A man has died after he developed a rare and fatal infectious disease from eating squirrel brains – a deadly disorder likened to mad cow disease.

The 61-year-old New York man was brought to hospital after he had difficulty thinking, was losing touch with reality and he couldn’t walk by himself, according to a case report presented to an infectious diseases forum last week.

Doctors discovered the man had developed a rare degenerative disease called Creutzfeldt-Jakob disease (vCJD).

The fatal brain condition is usually tied to the mad cow disease, and only a few hundred cases of the have ever been reported, according to Live Science.

A man has died of a rare disease after eating squirrel brains likened to mad cow disease.
A man has died after he developed a rare and fatal infectious disease from eating squirrel brains, likened to mad cow disease.
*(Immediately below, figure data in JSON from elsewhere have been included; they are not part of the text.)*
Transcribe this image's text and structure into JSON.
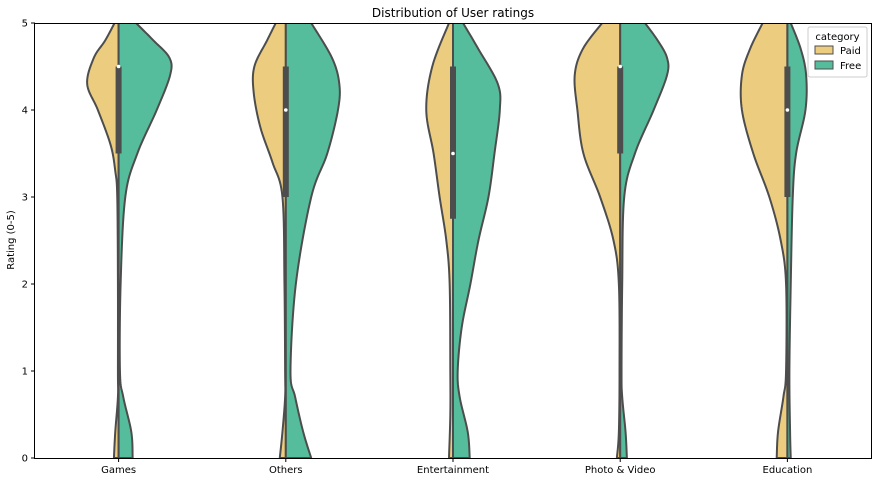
{
  "chart_data": {
    "type": "violin",
    "title": "Distribution of User ratings",
    "xlabel": "",
    "ylabel": "Rating (0-5)",
    "ylim": [
      0,
      5
    ],
    "yticks": [
      0,
      1,
      2,
      3,
      4,
      5
    ],
    "categories": [
      "Games",
      "Others",
      "Entertainment",
      "Photo & Video",
      "Education"
    ],
    "split": true,
    "legend": {
      "title": "category",
      "placement": "top-right",
      "entries": [
        "Paid",
        "Free"
      ]
    },
    "series": [
      {
        "name": "Paid",
        "color": "#eccd7f",
        "side": "left",
        "profiles": [
          [
            [
              0,
              0.07
            ],
            [
              0.3,
              0.05
            ],
            [
              0.7,
              0.01
            ],
            [
              1,
              0.01
            ],
            [
              2,
              0.01
            ],
            [
              3,
              0.02
            ],
            [
              3.3,
              0.05
            ],
            [
              3.6,
              0.12
            ],
            [
              4,
              0.31
            ],
            [
              4.3,
              0.47
            ],
            [
              4.6,
              0.37
            ],
            [
              4.8,
              0.2
            ],
            [
              5,
              0.06
            ]
          ],
          [
            [
              0,
              0.09
            ],
            [
              0.3,
              0.05
            ],
            [
              0.7,
              0.01
            ],
            [
              1,
              0.01
            ],
            [
              2,
              0.02
            ],
            [
              3,
              0.05
            ],
            [
              3.4,
              0.2
            ],
            [
              3.8,
              0.38
            ],
            [
              4.2,
              0.48
            ],
            [
              4.5,
              0.47
            ],
            [
              4.8,
              0.28
            ],
            [
              5,
              0.15
            ]
          ],
          [
            [
              0,
              0.06
            ],
            [
              0.5,
              0.04
            ],
            [
              1,
              0.04
            ],
            [
              2,
              0.05
            ],
            [
              2.5,
              0.1
            ],
            [
              3,
              0.2
            ],
            [
              3.5,
              0.29
            ],
            [
              4,
              0.4
            ],
            [
              4.5,
              0.31
            ],
            [
              5,
              0.06
            ]
          ],
          [
            [
              0,
              0.05
            ],
            [
              0.3,
              0.02
            ],
            [
              1,
              0.01
            ],
            [
              2,
              0.02
            ],
            [
              2.5,
              0.1
            ],
            [
              3,
              0.3
            ],
            [
              3.5,
              0.55
            ],
            [
              4,
              0.64
            ],
            [
              4.4,
              0.68
            ],
            [
              4.7,
              0.56
            ],
            [
              5,
              0.27
            ]
          ],
          [
            [
              0,
              0.16
            ],
            [
              0.3,
              0.14
            ],
            [
              0.7,
              0.06
            ],
            [
              1,
              0.02
            ],
            [
              2,
              0.02
            ],
            [
              2.5,
              0.1
            ],
            [
              3,
              0.27
            ],
            [
              3.5,
              0.51
            ],
            [
              4,
              0.68
            ],
            [
              4.4,
              0.68
            ],
            [
              4.7,
              0.56
            ],
            [
              5,
              0.37
            ]
          ]
        ]
      },
      {
        "name": "Free",
        "color": "#56bd9c",
        "side": "right",
        "profiles": [
          [
            [
              0,
              0.21
            ],
            [
              0.3,
              0.19
            ],
            [
              0.7,
              0.07
            ],
            [
              1,
              0.02
            ],
            [
              2,
              0.03
            ],
            [
              3,
              0.1
            ],
            [
              3.5,
              0.28
            ],
            [
              4,
              0.57
            ],
            [
              4.4,
              0.77
            ],
            [
              4.6,
              0.76
            ],
            [
              4.8,
              0.52
            ],
            [
              5,
              0.26
            ]
          ],
          [
            [
              0,
              0.38
            ],
            [
              0.3,
              0.26
            ],
            [
              0.7,
              0.14
            ],
            [
              1,
              0.07
            ],
            [
              2,
              0.15
            ],
            [
              3,
              0.38
            ],
            [
              3.5,
              0.62
            ],
            [
              4,
              0.78
            ],
            [
              4.3,
              0.8
            ],
            [
              4.6,
              0.69
            ],
            [
              5,
              0.38
            ]
          ],
          [
            [
              0,
              0.25
            ],
            [
              0.3,
              0.22
            ],
            [
              0.7,
              0.1
            ],
            [
              1,
              0.07
            ],
            [
              1.5,
              0.13
            ],
            [
              2,
              0.26
            ],
            [
              2.5,
              0.38
            ],
            [
              3,
              0.53
            ],
            [
              3.5,
              0.62
            ],
            [
              4,
              0.7
            ],
            [
              4.3,
              0.67
            ],
            [
              4.7,
              0.38
            ],
            [
              5,
              0.15
            ]
          ],
          [
            [
              0,
              0.1
            ],
            [
              0.3,
              0.08
            ],
            [
              0.7,
              0.03
            ],
            [
              1,
              0.02
            ],
            [
              2,
              0.03
            ],
            [
              3,
              0.06
            ],
            [
              3.5,
              0.22
            ],
            [
              4,
              0.5
            ],
            [
              4.4,
              0.7
            ],
            [
              4.6,
              0.7
            ],
            [
              4.8,
              0.56
            ],
            [
              5,
              0.37
            ]
          ],
          [
            [
              0,
              0.05
            ],
            [
              0.3,
              0.04
            ],
            [
              1,
              0.03
            ],
            [
              2,
              0.05
            ],
            [
              3,
              0.08
            ],
            [
              3.5,
              0.13
            ],
            [
              4,
              0.27
            ],
            [
              4.4,
              0.28
            ],
            [
              4.7,
              0.2
            ],
            [
              5,
              0.05
            ]
          ]
        ]
      }
    ],
    "box": [
      {
        "q1": 3.5,
        "median": 4.5,
        "q3": 4.5
      },
      {
        "q1": 3.0,
        "median": 4.0,
        "q3": 4.5
      },
      {
        "q1": 2.75,
        "median": 3.5,
        "q3": 4.5
      },
      {
        "q1": 3.5,
        "median": 4.5,
        "q3": 4.5
      },
      {
        "q1": 3.0,
        "median": 4.0,
        "q3": 4.5
      }
    ]
  }
}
Source: Getty

The patient’s family told doctors he was a keen hunter who had recently eaten squirrel brains.

It is unknown however if the hunter ate the squirrel’s whole brain or meat contaminated with parts of squirrel brain, said Dr Tara Chen, a medical resident at Rochester Regional Health and lead author of the report.

She came across the 2015 case while compiling a report on cases of the disease observed at her hospital over a five-year-period, which she presented on October 4 at IDWeek – an annual meeting of infectious diseases professionals.

Symptoms of CJD usually begin to appear around age 60 and include depression, anxiety, memory loss, personality changes, impaired thinking, difficulty swallowing and difficulty speaking.

The mental deterioration is rapid, usually occurring within a few months of eating the contaminated meat.

Many sufferers lapse into coma and about 70 percent die within a year. There is no treatment or cure for the disease.

Doctors at Rochester Regional Health, who wrote the report, noted they were shocked when four of the exceptionally rare suspected cases of CJD were presented between November 2017 and April 2018.